Nearly four years ago, I wrote about a book idea I considered writing, “Finding God on the Margins.” It hasn’t been written, and may never be written. The title was inspired by my book-studying practice of underlining my books plus writing words and notes in the margins.
God shows up in those book margins on occasion. But I also, nearly always, observe God showing up on the margins of our lives as well. That makes me wonder if our spiritual centers just may not always be where we think they are.
Often, we consider those centers to be where we are most comfortable. Think of a lump of clay on a potter’s wheel. That clay needs to sit on the center of the wheel in order to be worked and shaped. I’ve dabbled in “throwing pots” so I know the disaster of being off-center.
In daily life, however, I’ve both observed and experienced that the spiritual center of a person’s life isn’t always found in the “comfortable.” My mind is drawn to the now-cliché sentence “to comfort the afflicted, and afflict the comfortable.”

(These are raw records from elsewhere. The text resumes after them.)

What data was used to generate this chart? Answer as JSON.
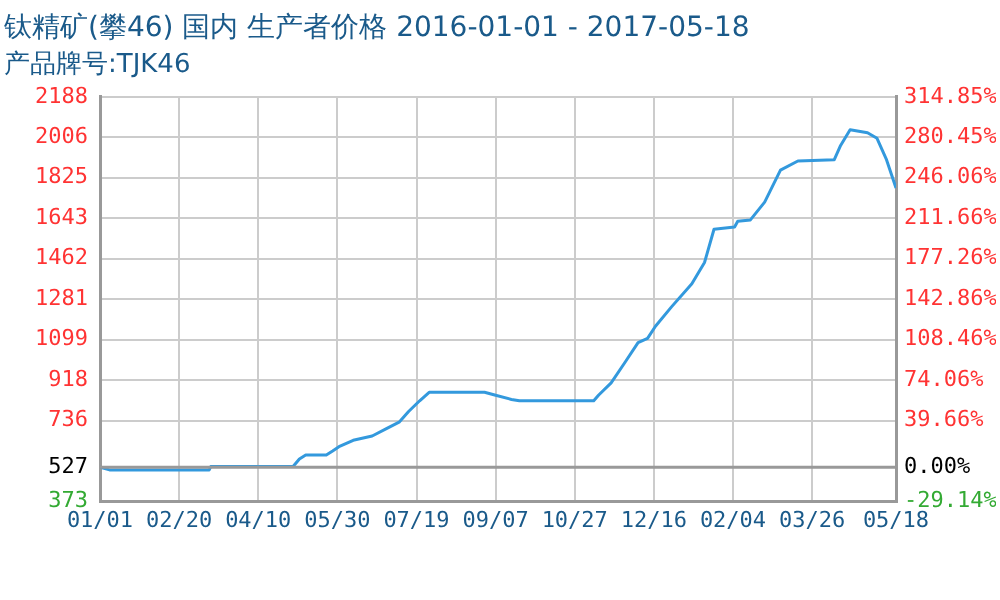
{
  "chart_data": {
    "type": "line",
    "title": "钛精矿(攀46) 国内 生产者价格 2016-01-01 - 2017-05-18",
    "subtitle": "产品牌号:TJK46",
    "x": [
      "2016-01-01",
      "2016-01-07",
      "2016-03-10",
      "2016-03-11",
      "2016-05-02",
      "2016-05-06",
      "2016-05-10",
      "2016-05-23",
      "2016-05-27",
      "2016-05-31",
      "2016-06-09",
      "2016-06-21",
      "2016-06-30",
      "2016-07-08",
      "2016-07-14",
      "2016-07-21",
      "2016-07-27",
      "2016-08-31",
      "2016-09-07",
      "2016-09-17",
      "2016-09-22",
      "2016-11-08",
      "2016-11-11",
      "2016-11-19",
      "2016-11-28",
      "2016-12-06",
      "2016-12-12",
      "2016-12-17",
      "2016-12-27",
      "2017-01-09",
      "2017-01-17",
      "2017-01-23",
      "2017-02-05",
      "2017-02-07",
      "2017-02-15",
      "2017-02-24",
      "2017-03-06",
      "2017-03-17",
      "2017-04-09",
      "2017-04-13",
      "2017-04-19",
      "2017-04-30",
      "2017-05-06",
      "2017-05-12",
      "2017-05-18"
    ],
    "series": [
      {
        "color": "#3399dd",
        "values": [
          527,
          515,
          515,
          530,
          530,
          564,
          582,
          582,
          600,
          619,
          648,
          667,
          700,
          729,
          777,
          825,
          863,
          863,
          850,
          831,
          825,
          825,
          850,
          905,
          1000,
          1086,
          1105,
          1159,
          1245,
          1350,
          1445,
          1594,
          1604,
          1630,
          1636,
          1716,
          1859,
          1900,
          1906,
          1970,
          2040,
          2027,
          2002,
          1906,
          1779
        ]
      }
    ],
    "xlim": [
      "2016-01-01",
      "2017-05-18"
    ],
    "xticks": [
      {
        "value": "2016-01-01",
        "label": "01/01"
      },
      {
        "value": "2016-02-20",
        "label": "02/20"
      },
      {
        "value": "2016-04-10",
        "label": "04/10"
      },
      {
        "value": "2016-05-30",
        "label": "05/30"
      },
      {
        "value": "2016-07-19",
        "label": "07/19"
      },
      {
        "value": "2016-09-07",
        "label": "09/07"
      },
      {
        "value": "2016-10-27",
        "label": "10/27"
      },
      {
        "value": "2016-12-16",
        "label": "12/16"
      },
      {
        "value": "2017-02-04",
        "label": "02/04"
      },
      {
        "value": "2017-03-26",
        "label": "03/26"
      },
      {
        "value": "2017-05-18",
        "label": "05/18"
      }
    ],
    "ylim": [
      373,
      2188
    ],
    "yticks": [
      373,
      527,
      736,
      918,
      1099,
      1281,
      1462,
      1643,
      1825,
      2006,
      2188
    ],
    "y2lim": [
      -29.14,
      314.85
    ],
    "y2ticks": [
      {
        "value": -29.14,
        "label": "-29.14%"
      },
      {
        "value": 0,
        "label": "0.00%"
      },
      {
        "value": 39.66,
        "label": "39.66%"
      },
      {
        "value": 74.06,
        "label": "74.06%"
      },
      {
        "value": 108.46,
        "label": "108.46%"
      },
      {
        "value": 142.86,
        "label": "142.86%"
      },
      {
        "value": 177.26,
        "label": "177.26%"
      },
      {
        "value": 211.66,
        "label": "211.66%"
      },
      {
        "value": 246.06,
        "label": "246.06%"
      },
      {
        "value": 280.45,
        "label": "280.45%"
      },
      {
        "value": 314.85,
        "label": "314.85%"
      }
    ],
    "ref_lines": [
      {
        "axis": "y",
        "value": 527,
        "color": "#999999",
        "line_style": "solid"
      }
    ],
    "grid": true,
    "marker": "none",
    "line_style": "solid"
  }
}
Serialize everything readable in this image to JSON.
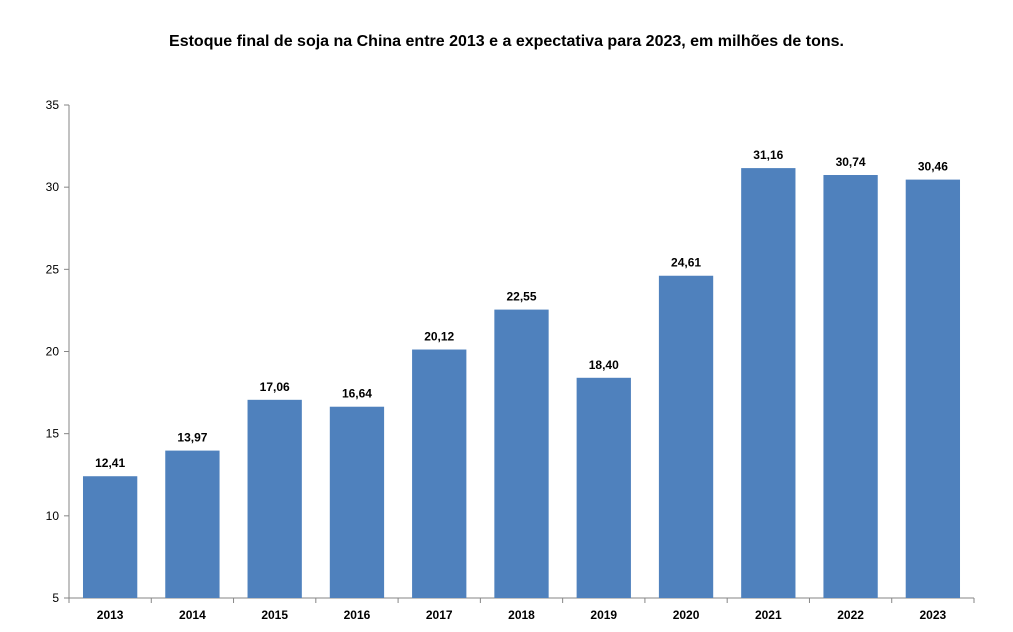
{
  "chart_data": {
    "type": "bar",
    "title": "Estoque final de soja na China entre 2013 e a expectativa para 2023, em milhões de tons.",
    "xlabel": "",
    "ylabel": "",
    "categories": [
      "2013",
      "2014",
      "2015",
      "2016",
      "2017",
      "2018",
      "2019",
      "2020",
      "2021",
      "2022",
      "2023"
    ],
    "values": [
      12.41,
      13.97,
      17.06,
      16.64,
      20.12,
      22.55,
      18.4,
      24.61,
      31.16,
      30.74,
      30.46
    ],
    "data_labels": [
      "12,41",
      "13,97",
      "17,06",
      "16,64",
      "20,12",
      "22,55",
      "18,40",
      "24,61",
      "31,16",
      "30,74",
      "30,46"
    ],
    "ylim": [
      5,
      35
    ],
    "yticks": [
      5,
      10,
      15,
      20,
      25,
      30,
      35
    ],
    "bar_color": "#4F81BD",
    "axis_color": "#868686",
    "grid": false,
    "legend": "none"
  }
}
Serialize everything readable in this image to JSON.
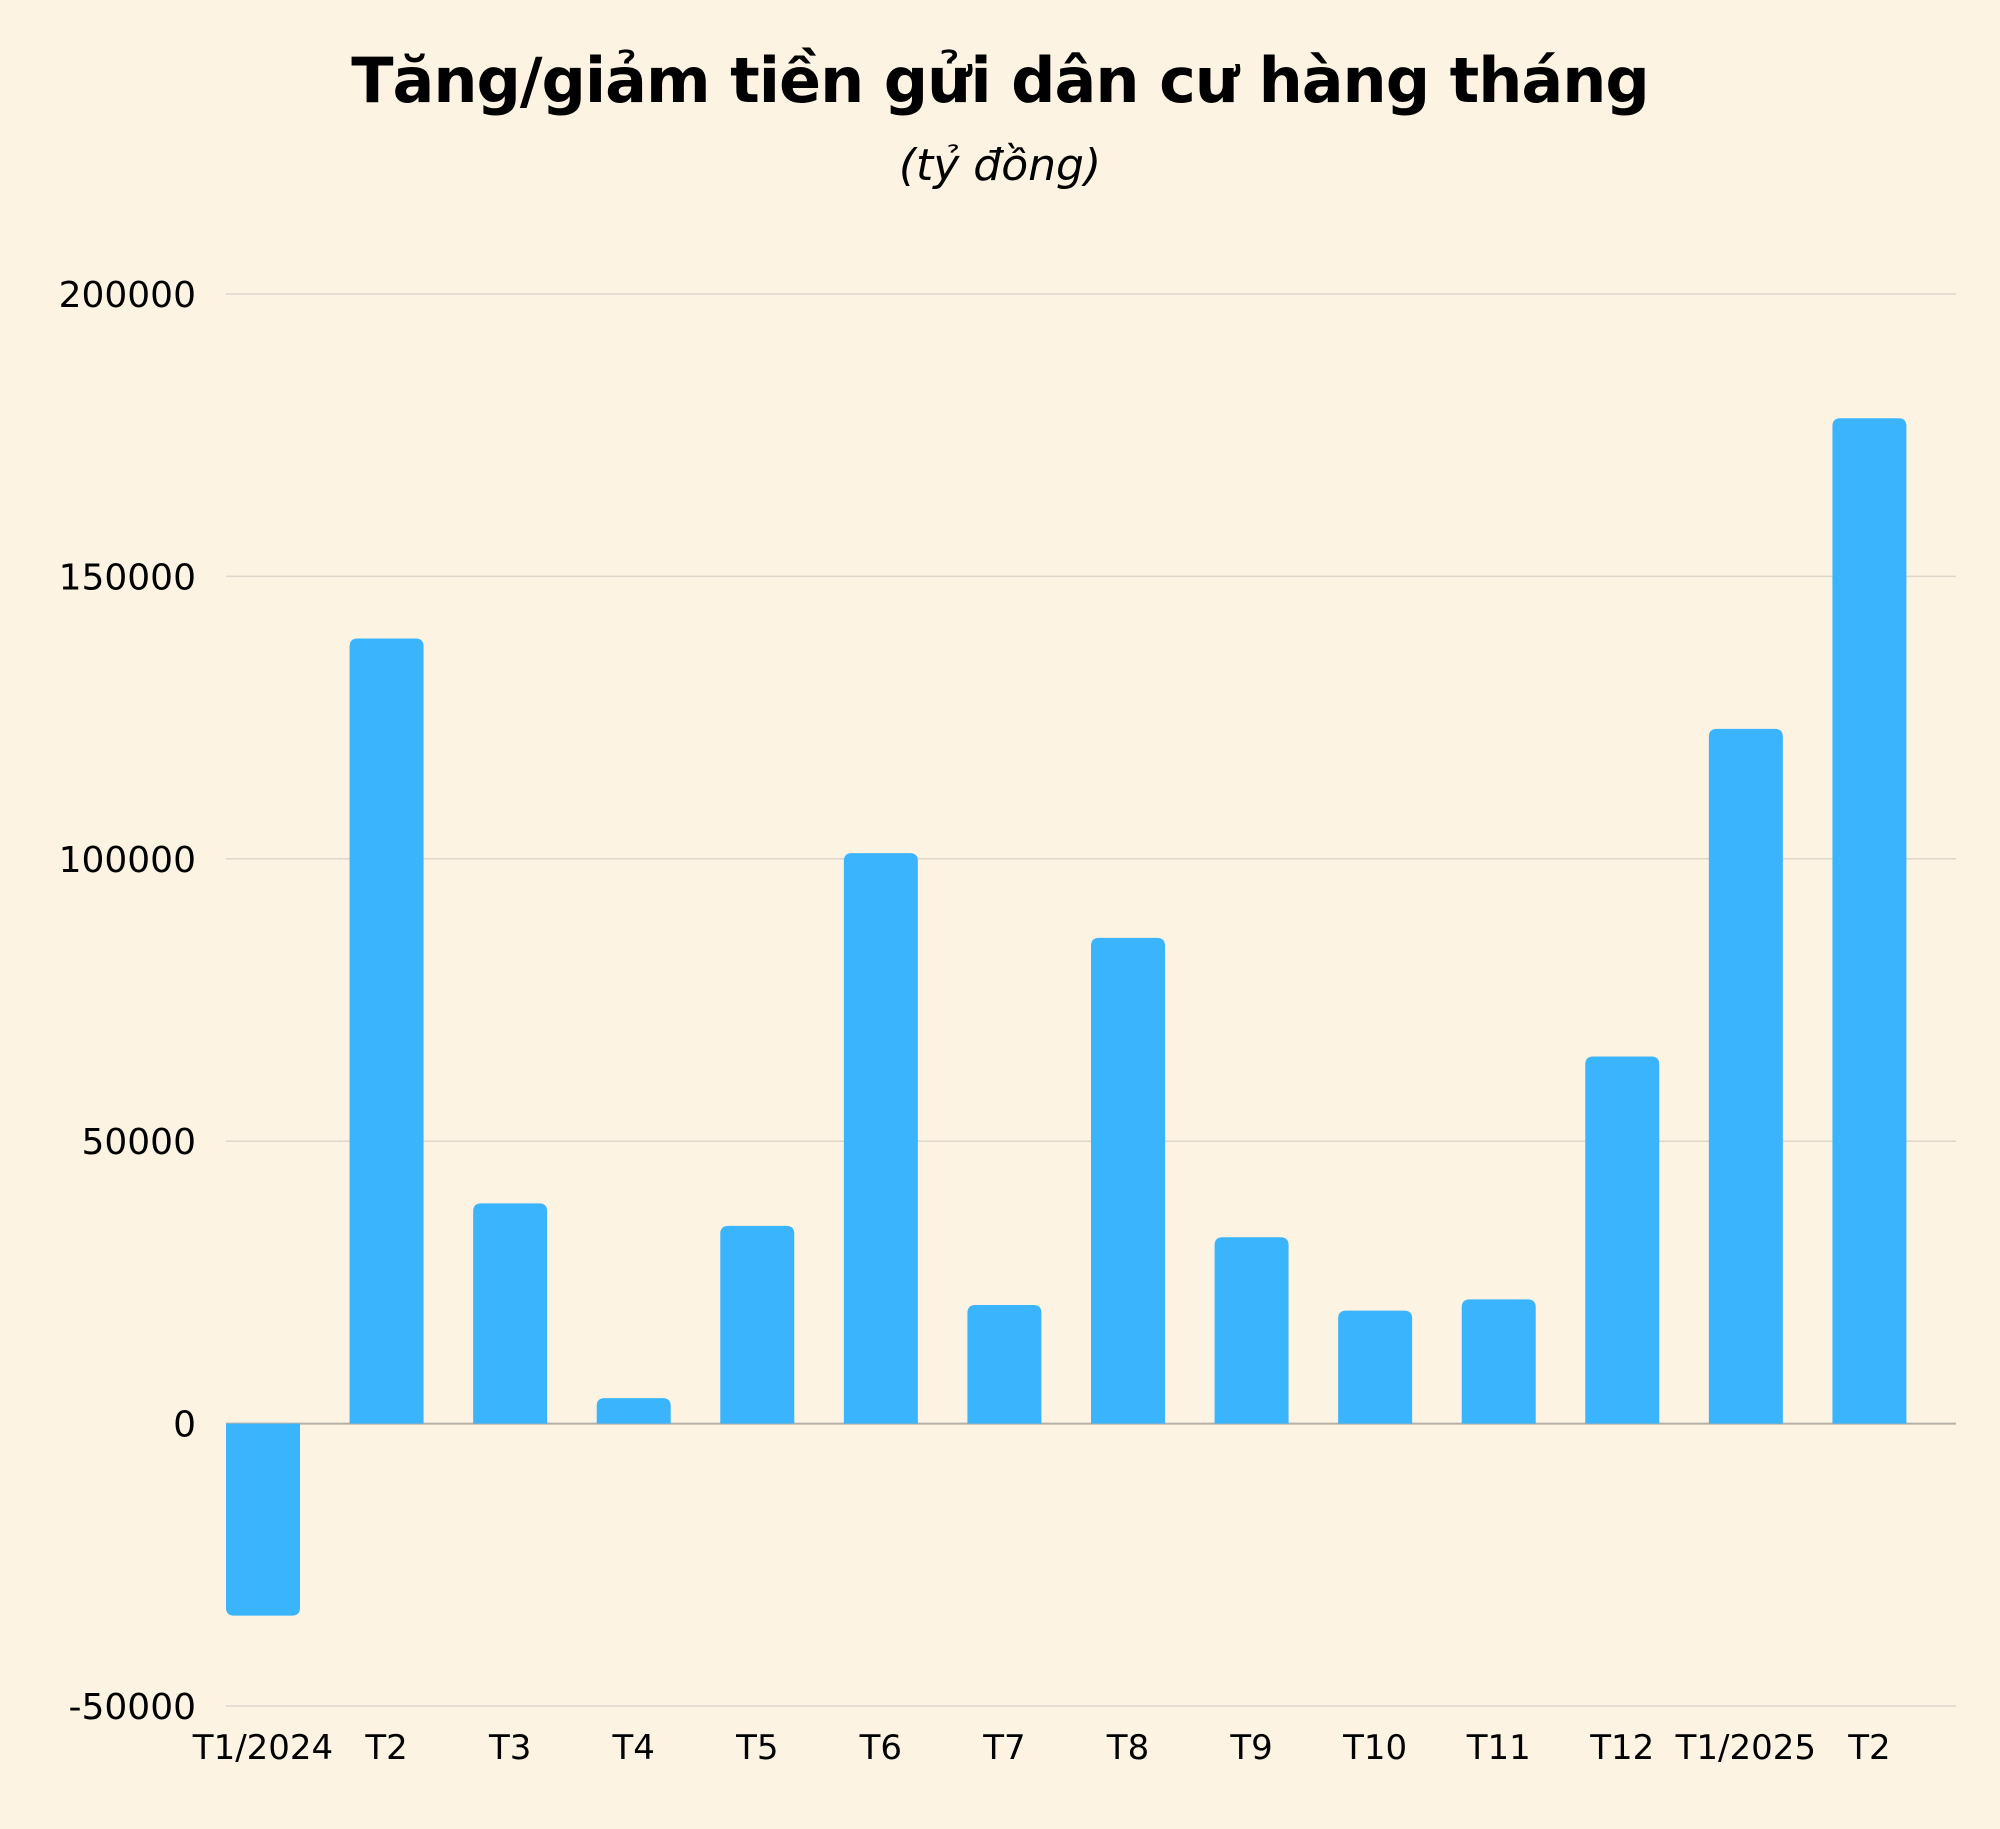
{
  "chart_data": {
    "type": "bar",
    "title": "Tăng/giảm tiền gửi dân cư hàng tháng",
    "subtitle": "(tỷ đồng)",
    "xlabel": "",
    "ylabel": "",
    "categories": [
      "T1/2024",
      "T2",
      "T3",
      "T4",
      "T5",
      "T6",
      "T7",
      "T8",
      "T9",
      "T10",
      "T11",
      "T12",
      "T1/2025",
      "T2"
    ],
    "values": [
      -34000,
      139000,
      39000,
      4500,
      35000,
      101000,
      21000,
      86000,
      33000,
      20000,
      22000,
      65000,
      123000,
      178000
    ],
    "ylim": [
      -50000,
      200000
    ],
    "yticks": [
      200000,
      150000,
      100000,
      50000,
      0,
      -50000
    ],
    "grid": true,
    "legend": "none",
    "bar_color": "#3ab4fc",
    "grid_color": "#dcd6cb",
    "zero_line_color": "#b5b0a8"
  }
}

For years, I’ve thought that phrase was coined by some famous preacher or theologian, because it’s often quoted in the context of what preachers are called to do (but do too rarely). To my surprise, the phrase was created by a Chicago journalist, Finley Peter Dunne, in 1902.
Afflicting the comfortable and comforting the afflicted are both “center actions.” So that begs this question: Where do followers of Jesus find that center? To read the stories about Old Testament prophets and Jesus, plus men like Martin Luther King Jr., many religious people are off-center.
Prophets demanded that kings and even Israel move away from their center of religious practices of purity and sacrifice to care for the widows and orphans. Jesus challenged the religious leaders to reach beyond their center tradition keeping when that failed to be humane and compassion.
Martin Luther King Jr. challenged the political and religious center-keepers to join him in standing side-by-side with the poor, the stranger, the victims of rampant racial and economic injustice. Countless others have taken up MLK’s cry and passion today. And rightly so.
Very well-meaning church folks believe their “right beliefs,” their traditional orthodox practices, are the center of what God wants in their lives. But I’m often convinced that we who hold to that belief could actually be off-center.
God is more often calling us to reach out to those persons, even to those social/economic/ecological causes, that are on the margins of politically and religiously correct perceptions. King’s famous “Letter from Birmingham Jail” is a good illustration of this.
While in that Birmingham jail as an arrested demonstrator, King received a letter from eight well-respected, white clergymen who cautioned him to bide his time and be measured in his quest for justice. His very long letter explained why injustice anywhere threatened justice everywhere.
To MLK, biding time was the center position for too many people. Injustice lived in the margins of society. Yet God lived in those margins of injustice. God still lives in those margins of injustice.
Thus, followers of Jesus are daily called to step away from their safe centers. We are called to join God, Jesus, MLK, and whoever else is moved by authentic compassion, and by authentic efforts to rebalance the social, religious and cultural imbalances we’re bombarded with each day.
But we are so often comfortable in the centers we have created for ourselves. Ironically, we’re too often off-center and don’t even realize it. Maybe we can find our real faith centers on the margins.